When Merchan spoke, there were audible gasps in the courtroom, according to pool reporters who were watching from the inside. There will be no outbursts, Merchan warned. And then the jury came back in.

 

Donald Trump has been in the public eye for almost 50 years, always speaking, always spewing, always moving on to another lie. But for the past six weeks in Merchan’s court, he has been silent. He didn’t testify in his own defence. He didn’t yell out or mutter loudly, as he sometimes did in his civil defamation trials. Instead he sat, eyes often closed, and either listened or slept, depending on the day (and depending on whose account you believed.)

 

But on Thursday, Trump’s eyes were open. Not wide exactly. He is an inveterate squinter. Even when he’s outraged his brows hang heavy, his pupils never pop; he always looks as if he is peering out from deep inside a cave.

 

But he was definitely watching Thursday, when the foreman read the charges one by one. Count one, falsifying business records — first degree. “Guilty.” Count two, falsifying business records — first degree. “Guilty.” And on it went. Thirty-four identical charges. Thirty-four identical guilty verdicts.

 

Throughout the recitation, Trump sat stone-faced, according to pool reporters. When he stood up to leave, he shook hands with his son Eric, who was sitting behind him, then walked out without saying a word.

 

That changed when he reached the cameras outside the courtroom. He shuffled toward them, looked down, then planted one foot loudly on the floor. “This is a disgrace,” he said. “This was a rigged trial by a conflicted judge.”

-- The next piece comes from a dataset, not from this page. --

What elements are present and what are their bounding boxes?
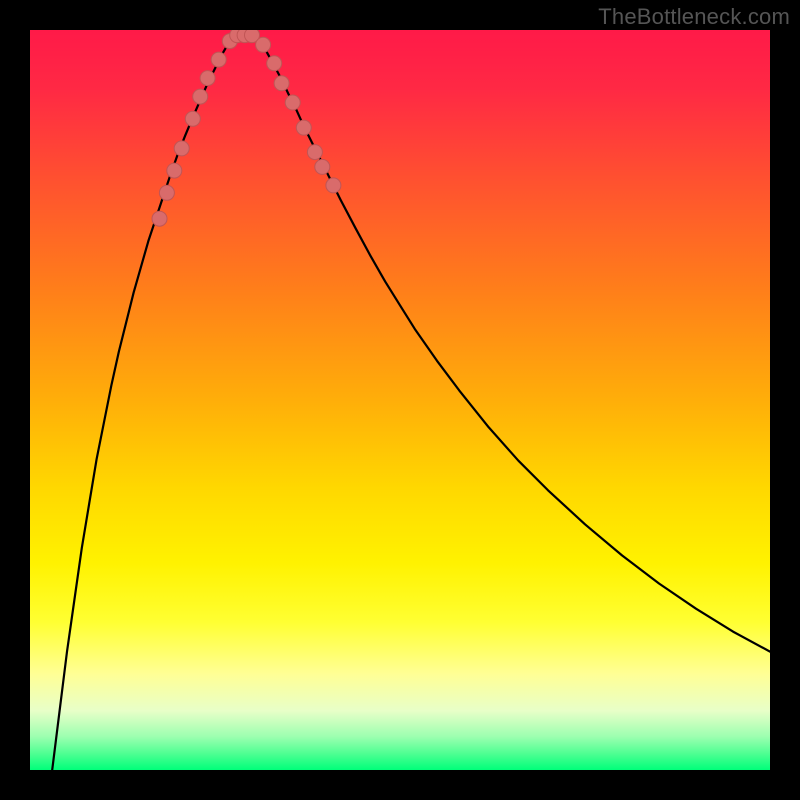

At first, his heart didn’t seem in it. He was almost mumbling, repeating himself — “disgraced” “rigged.” But after a minute, he caught something of his old swagger, that strange honking lilt, always almost joking, always a little bemused. “This is long from over,” he said, wagging his finger, and then he turned and walked away.

 

On that at least, Trump can be believed. This isn’t over. There is a sentencing hearing to come, on July 11, just four days before the Republican National Convention is to begin in Milwaukee. He will also, most certainly, appeal.

 

And then, of course, there is the campaign. Trump is a convict now. He is a criminal. But he remains ahead in most swing state polls. It might have seemed impossible once that America would elect a man facing prison to the White House. But if nothing else, Donald Trump has forever changed our perceptions of what possible in politics really means.